Jeremy Forrest, The Pupil-Loving Runaway Teacher, Is a Singer
Let's face it, if there are two professions known for dipping below the age barrier, they're musicians and teachers. Jeremy Forrest (who performs under the stage name Jeremy Ayre), the 30-year-old teacher who left his wife in Eastbourne to catch the ferry to Europe with his 15-year-old student, Megan Stammers, was both of these things. AND YET THE POLICE DID NOTHING TO ARREST HIM BEFORE HE COMMITTED HIS CRIME.
I'm not saying anybody who marks exam papers and plays an acoustic guitar wants to run away to France with children, but hey, evidently at least one of them did.
It has to be said, though, that traditionally, when society judges musicians who screw kids, their talent has some bearing on the immorality of the crime. If you're an R Kelly, Jerry Lee Lewis-style genius, it's kinda fine. You'll have a slew of cheap jokes made about you, but you'll still be appreciated by the tastemakers. If you're Gary Glitter, however, whose output is limited to a few rousing but generic glam-rock stompers, you're public enemy number one.
So, now that Jeremy Ayre's music has surfaced, are we going to see him exonerated by his talent, backed by his fellow singer-songwriters like an acoustic Polanski? Or will he remain a tabloid hate creep?
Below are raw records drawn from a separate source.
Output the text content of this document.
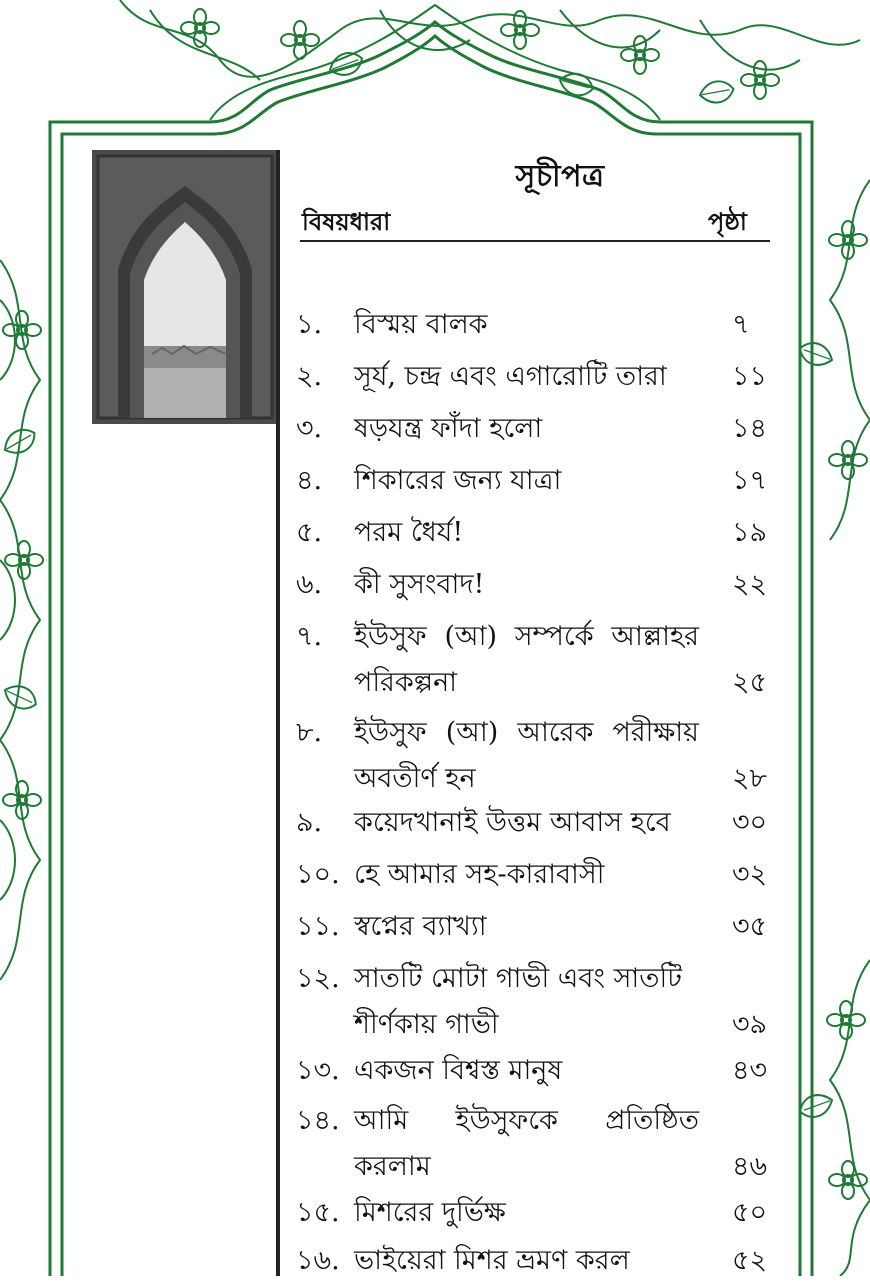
সূচীপত্র
বিষয়ধারা	পৃষ্ঠা
১.	বিস্ময় বালক	৭
২.	সূর্য, চন্দ্র এবং এগারোটি তারা	১১
৩.	ষড়যন্ত্র ফাঁদা হলো	১৪
৪.	শিকারের জন্য যাত্রা	১৭
৫.	পরম ধৈর্য!	১৯
৬.	কী সুসংবাদ!	২২
৭.	ইউসুফ (আ) সম্পর্কে আল্লাহর
পরিকল্পনা	২৫
৮.	ইউসুফ (আ) আরেক পরীক্ষায়
অবতীর্ণ হন	২৮
৯.	কয়েদখানাই উত্তম আবাস হবে	৩০
১০. হে আমার সহ-কারাবাসী	৩২
১১. স্বপ্নের ব্যাখ্যা	৩৫
১২. সাতটি মোটা গাভী এবং সাতটি
শীর্ণকায় গাভী	৩৯
১৩. একজন বিশ্বস্ত মানুষ	৪৩
১৪. আমি ইউসুফকে প্রতিষ্ঠিত
করলাম	৪৬
১৫. মিশরের দুর্ভিক্ষ	৫০
১৬. ভাইয়েরা মিশর ভ্রমণ করল	৫২
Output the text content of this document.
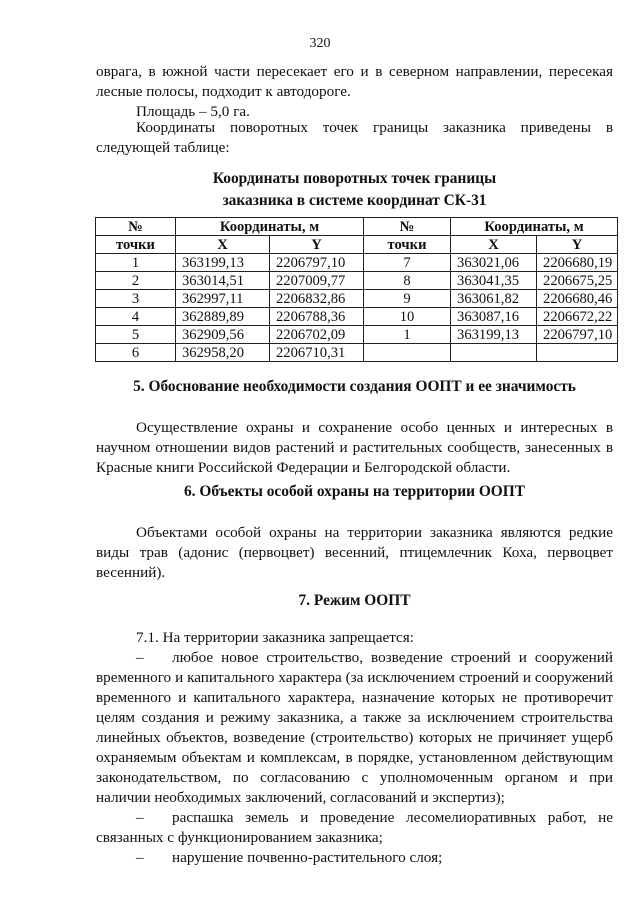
320
оврага, в южной части пересекает его и в северном направлении, пересекая
лесные полосы, подходит к автодороге.
Площадь – 5,0 га.
Координаты поворотных точек границы заказника приведены в следующей таблице:
Координаты поворотных точек границы
заказника в системе координат СК-31
№	Координаты, м		№	Координаты, м	
точки	X	Y	точки	X	Y
1	363199,13	2206797,10	7	363021,06	2206680,19
2	363014,51	2207009,77	8	363041,35	2206675,25
3	362997,11	2206832,86	9	363061,82	2206680,46
4	362889,89	2206788,36	10	363087,16	2206672,22
5	362909,56	2206702,09	1	363199,13	2206797,10
6	362958,20	2206710,31			
5. Обоснование необходимости создания ООПТ и ее значимость
Осуществление охраны и сохранение особо ценных и интересных в научном отношении видов растений и растительных сообществ, занесенных в Красные книги Российской Федерации и Белгородской области.
6. Объекты особой охраны на территории ООПТ
Объектами особой охраны на территории заказника являются редкие виды трав (адонис (первоцвет) весенний, птицемлечник Коха, первоцвет весенний).
7. Режим ООПТ
7.1. На территории заказника запрещается:
– любое новое строительство, возведение строений и сооружений временного и капитального характера (за исключением строений и сооружений временного и капитального характера, назначение которых не противоречит целям создания и режиму заказника, а также за исключением строительства линейных объектов, возведение (строительство) которых не причиняет ущерб охраняемым объектам и комплексам, в порядке, установленном действующим законодательством, по согласованию с уполномоченным органом и при наличии необходимых заключений, согласований и экспертиз);
– распашка земель и проведение лесомелиоративных работ, не связанных с функционированием заказника;
– нарушение почвенно-растительного слоя;
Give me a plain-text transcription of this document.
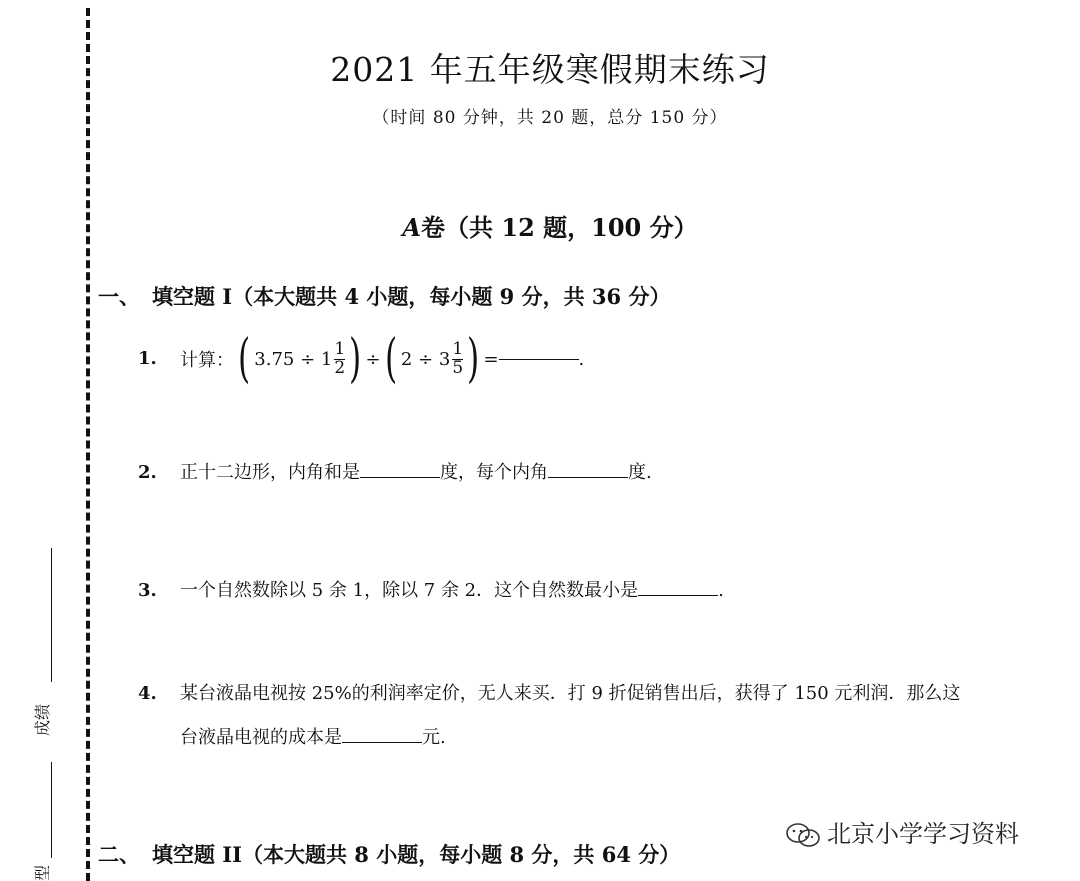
成绩
型
2021 年五年级寒假期末练习
（时间 80 分钟，共 20 题，总分 150 分）
A卷（共 12 题，100 分）
一、 填空题 I（本大题共 4 小题，每小题 9 分，共 36 分）
1. 计算： ( $3.75 \div 1 \frac{1}{2}$ ) ÷ ( $2 \div 3 \frac{1}{5}$ ) =	.
2. 正十二边形，内角和是	度，每个内角	度.
3. 一个自然数除以 5 余 1，除以 7 余 2．这个自然数最小是	.
4. 某台液晶电视按 25%的利润率定价，无人来买．打 9 折促销售出后，获得了 150 元利润．那么这
台液晶电视的成本是	元.
二、 填空题 II（本大题共 8 小题，每小题 8 分，共 64 分）
北京小学学习资料
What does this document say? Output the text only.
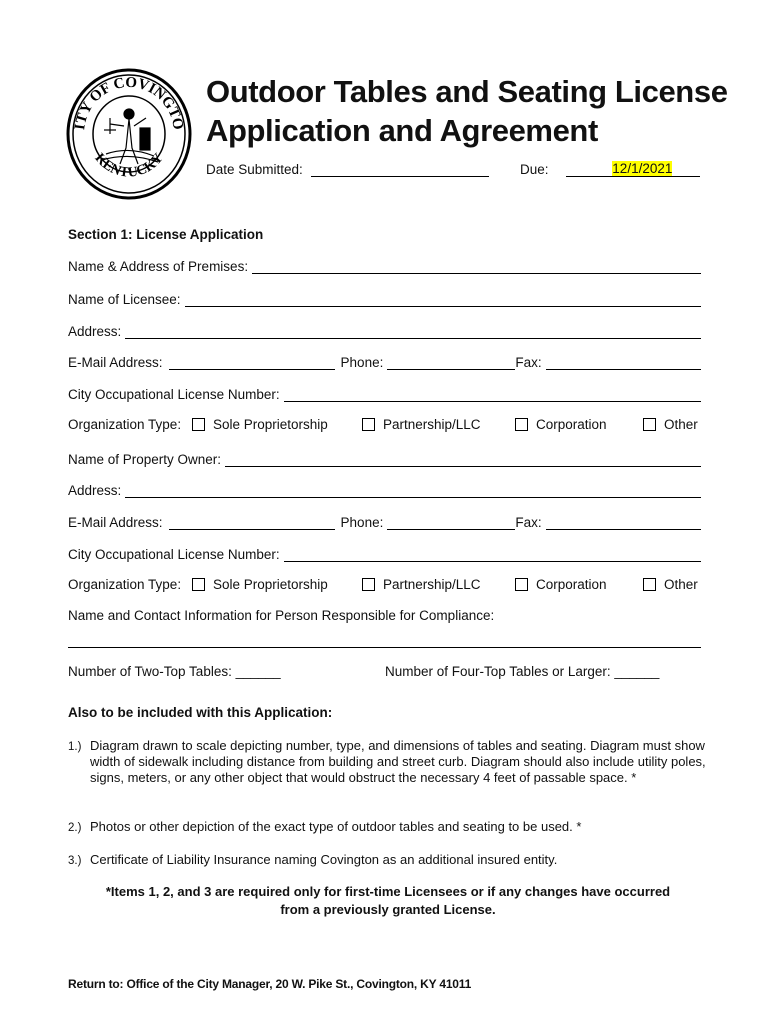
ITY OF COVINGTO
KENTUCKY
Outdoor Tables and Seating License
Application and Agreement
Date Submitted:	Due:	12/1/2021
Section 1: License Application
Name & Address of Premises:
Name of Licensee:
Address:
E-Mail Address:	Phone:	Fax:
City Occupational License Number:
Organization Type:	Sole Proprietorship	Partnership/LLC	Corporation	Other
Name of Property Owner:
Address:
E-Mail Address:	Phone:	Fax:
City Occupational License Number:
Organization Type:	Sole Proprietorship	Partnership/LLC	Corporation	Other
Name and Contact Information for Person Responsible for Compliance:
Number of Two-Top Tables: ______	Number of Four-Top Tables or Larger: ______
Also to be included with this Application:
1.) Diagram drawn to scale depicting number, type, and dimensions of tables and seating. Diagram must show width of sidewalk including distance from building and street curb. Diagram should also include utility poles, signs, meters, or any other object that would obstruct the necessary 4 feet of passable space. *
2.) Photos or other depiction of the exact type of outdoor tables and seating to be used. *
3.) Certificate of Liability Insurance naming Covington as an additional insured entity.
*Items 1, 2, and 3 are required only for first-time Licensees or if any changes have occurred
from a previously granted License.
Return to: Office of the City Manager, 20 W. Pike St., Covington, KY 41011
Let's have a listen to his tunes and find out.
"Arrows and Hearts"
This one has a weird quiet/loud sound to it, a bit like Xiu Xiu or that song that Adam Sandler sings in The Wedding Singer about how he hates love. Ayre chugs away on muted chords and winges over it like a preteen Conor Oberst. It isn't very good. In fact, the most interesting thing about it are the lyrics. I'd like to think I've listened to enough hip-hop to be able to separate the man from the murder fantasy, but "my hands round your neck, your face turns blue" and "the blood's coming easy, now I squeeze it out" aren't doing much for Jeremy's "decent guy" case.
"All My Friends Are Astronauts"
Nope, not a space-funk take on Less Than Jake's seminal "All My Best Friends Are Metalheads", but another acoustic number. Helpfully, Jeremy describes this one as "about feeling a bit dead inside, slightly geeky and not really relating to people very well". Think of it as somewhere between Newton Faulkner and Skee-Lo, then. This one doesn't even do quiet/loud, just quiet/quiet and, once again, it's the lyrics that prove to be the biggest sell, as he cheerfully sings: "My girlfriend's nothing but a corpse". :( Jeremy.
"The Things We Do"
Sadly I can't really work out the lyrics to this one, as the engineer appears to have turned up the "Elliot Smith-iser" to 11. It's a fairly standard ballad musically, pretty much exactly what you'd imagine your maths teacher's music to sound like.
There's some other songs on there, but I can't really think of anything interesting to say about them. Overall, it's a bit X Factor 28s and overs. The lyrics are maaaaaaaybe troubling at a stretch, but only really when you put them in context with what he's currently up to. Does it tell us anything about the man or his crime? Yes, but not a lot. All we know is that he takes himself quite seriously, is a bit lame and a bit desperate.